During the headache he becomes sensitive to light, noise and conversation and wants to be alone. He becomes irritable and snaps at his mother if she tries to comfort him in any way. At times he vomits with the headache. Hot showers or hot applications to the head ameliorate the pain.

He is sensitive to cold, and shivers easily, even with the headaches. He also has growing pains, mostly around his right shin and knee, though they could be due to an injury he endured playing soccer. The leg pain feels worse at night, when he can also develop cramps in the leg. It feels better if he massages the area or takes a bath. He likes warm food.

There are two famous keynotes in this case - headache, extending from the occiput to the right eye and vomiting with the headache, both keynotes of Sanguinaria, which had been given by another homeopath, but which did not help.
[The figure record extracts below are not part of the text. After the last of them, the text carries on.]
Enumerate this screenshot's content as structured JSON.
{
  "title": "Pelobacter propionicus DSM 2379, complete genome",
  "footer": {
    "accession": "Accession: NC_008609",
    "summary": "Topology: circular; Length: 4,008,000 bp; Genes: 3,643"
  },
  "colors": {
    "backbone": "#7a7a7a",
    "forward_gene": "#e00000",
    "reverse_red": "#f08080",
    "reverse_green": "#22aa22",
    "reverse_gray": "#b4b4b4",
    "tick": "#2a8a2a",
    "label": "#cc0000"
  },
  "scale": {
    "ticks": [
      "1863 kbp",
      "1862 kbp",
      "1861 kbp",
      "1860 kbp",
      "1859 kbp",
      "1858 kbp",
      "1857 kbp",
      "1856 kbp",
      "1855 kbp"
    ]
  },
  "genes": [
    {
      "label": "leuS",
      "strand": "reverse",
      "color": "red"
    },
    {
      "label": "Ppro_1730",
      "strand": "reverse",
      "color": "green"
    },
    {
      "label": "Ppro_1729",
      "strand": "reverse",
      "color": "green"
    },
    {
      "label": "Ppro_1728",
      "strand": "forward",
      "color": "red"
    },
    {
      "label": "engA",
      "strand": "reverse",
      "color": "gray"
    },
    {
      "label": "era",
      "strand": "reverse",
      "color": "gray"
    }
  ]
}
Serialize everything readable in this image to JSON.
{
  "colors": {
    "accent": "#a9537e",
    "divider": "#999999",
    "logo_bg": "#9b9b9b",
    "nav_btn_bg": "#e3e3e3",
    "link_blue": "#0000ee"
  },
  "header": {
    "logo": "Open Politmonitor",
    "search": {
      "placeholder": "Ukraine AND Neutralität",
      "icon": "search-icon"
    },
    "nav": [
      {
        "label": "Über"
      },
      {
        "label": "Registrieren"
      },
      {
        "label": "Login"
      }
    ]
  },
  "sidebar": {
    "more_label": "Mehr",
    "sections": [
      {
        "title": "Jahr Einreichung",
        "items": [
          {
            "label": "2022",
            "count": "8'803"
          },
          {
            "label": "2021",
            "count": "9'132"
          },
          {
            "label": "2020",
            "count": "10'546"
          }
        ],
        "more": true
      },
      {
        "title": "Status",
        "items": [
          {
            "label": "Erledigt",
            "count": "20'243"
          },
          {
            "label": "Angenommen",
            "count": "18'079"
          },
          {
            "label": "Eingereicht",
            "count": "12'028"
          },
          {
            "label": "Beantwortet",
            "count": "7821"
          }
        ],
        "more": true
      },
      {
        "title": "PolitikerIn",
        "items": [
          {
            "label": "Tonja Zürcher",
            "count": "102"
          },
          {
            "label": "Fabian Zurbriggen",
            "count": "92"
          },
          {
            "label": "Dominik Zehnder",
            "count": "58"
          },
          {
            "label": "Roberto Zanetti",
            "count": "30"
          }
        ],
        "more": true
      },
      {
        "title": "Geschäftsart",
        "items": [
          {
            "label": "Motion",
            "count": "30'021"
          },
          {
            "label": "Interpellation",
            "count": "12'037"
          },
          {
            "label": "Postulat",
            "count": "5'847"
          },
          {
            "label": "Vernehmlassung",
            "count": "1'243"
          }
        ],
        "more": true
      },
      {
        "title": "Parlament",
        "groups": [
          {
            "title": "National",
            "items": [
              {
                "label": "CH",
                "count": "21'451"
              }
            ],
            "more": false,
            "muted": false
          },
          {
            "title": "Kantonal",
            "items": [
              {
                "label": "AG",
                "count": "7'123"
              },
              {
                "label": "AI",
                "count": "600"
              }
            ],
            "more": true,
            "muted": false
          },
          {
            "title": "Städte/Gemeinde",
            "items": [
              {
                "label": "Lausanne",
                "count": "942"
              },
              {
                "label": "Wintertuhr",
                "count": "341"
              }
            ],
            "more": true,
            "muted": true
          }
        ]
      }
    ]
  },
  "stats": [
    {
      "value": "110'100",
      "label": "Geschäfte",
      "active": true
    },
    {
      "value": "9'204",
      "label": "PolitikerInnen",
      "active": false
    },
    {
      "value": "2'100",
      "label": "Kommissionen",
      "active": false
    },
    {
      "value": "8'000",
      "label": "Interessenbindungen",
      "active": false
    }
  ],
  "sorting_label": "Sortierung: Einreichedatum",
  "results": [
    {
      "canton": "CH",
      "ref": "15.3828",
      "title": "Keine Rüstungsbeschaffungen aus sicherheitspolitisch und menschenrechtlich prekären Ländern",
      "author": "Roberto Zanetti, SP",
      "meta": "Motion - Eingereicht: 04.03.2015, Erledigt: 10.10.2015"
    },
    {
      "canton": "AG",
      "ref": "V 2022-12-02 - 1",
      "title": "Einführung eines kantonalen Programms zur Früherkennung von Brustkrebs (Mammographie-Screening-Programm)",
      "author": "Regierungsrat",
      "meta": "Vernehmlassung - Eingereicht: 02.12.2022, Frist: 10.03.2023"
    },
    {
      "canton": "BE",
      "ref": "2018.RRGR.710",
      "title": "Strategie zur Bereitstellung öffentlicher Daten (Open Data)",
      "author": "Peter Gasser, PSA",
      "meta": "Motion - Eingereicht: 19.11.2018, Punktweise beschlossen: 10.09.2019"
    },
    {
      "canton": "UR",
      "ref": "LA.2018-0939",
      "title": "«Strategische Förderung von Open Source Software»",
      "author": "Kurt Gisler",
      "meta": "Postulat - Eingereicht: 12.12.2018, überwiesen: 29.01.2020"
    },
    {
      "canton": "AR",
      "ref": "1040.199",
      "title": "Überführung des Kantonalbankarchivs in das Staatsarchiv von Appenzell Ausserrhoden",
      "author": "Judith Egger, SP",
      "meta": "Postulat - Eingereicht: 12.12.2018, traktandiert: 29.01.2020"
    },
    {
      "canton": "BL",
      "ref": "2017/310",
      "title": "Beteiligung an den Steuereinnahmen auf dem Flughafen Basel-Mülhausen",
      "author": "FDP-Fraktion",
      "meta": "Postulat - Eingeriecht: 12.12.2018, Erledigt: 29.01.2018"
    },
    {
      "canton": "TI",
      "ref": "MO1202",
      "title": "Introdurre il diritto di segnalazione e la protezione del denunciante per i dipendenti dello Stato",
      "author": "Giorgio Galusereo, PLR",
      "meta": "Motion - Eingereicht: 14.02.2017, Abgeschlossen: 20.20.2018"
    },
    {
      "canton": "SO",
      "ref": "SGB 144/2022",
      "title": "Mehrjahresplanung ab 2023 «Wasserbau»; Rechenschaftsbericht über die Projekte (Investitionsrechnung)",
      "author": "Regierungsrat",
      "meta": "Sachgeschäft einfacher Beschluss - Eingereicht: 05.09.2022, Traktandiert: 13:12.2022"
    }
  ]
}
Likewise there are keynotes of Rhus toxicodendron, which also did not help. There are keynotes of many other remedies listed in this short description. Think how many keynotes there are in a full case, where we have 10 pages of notes.

However, looking at the general trends in the patient first, we can list the following points:

  • A. Right-sided complaints, especially headaches
  • B. Competitive nature
  • C. Extreme sensitivity to stimuli
  • D. Irritability
  • E. Warmth ameliorates.

Once we have identified Donald's keynotes, we can go to the materia medica and see that Nux vomica represents a good match by having the same keynotes. This process helps us discard keynotes of other remedies because, even though they are keynotes of those remedies, they are not part of a general trend of the patient in question and therefore not keynotes of the patient.

There is a great deal more to say about this topic. By taking the large subject of keynotes and separating it into its parts, we can put it back together and develop a deeper understanding. In most cases, it is not the lack of knowledge of a remedy but rather the lack of understanding of how to apply the remedy that creates the problem.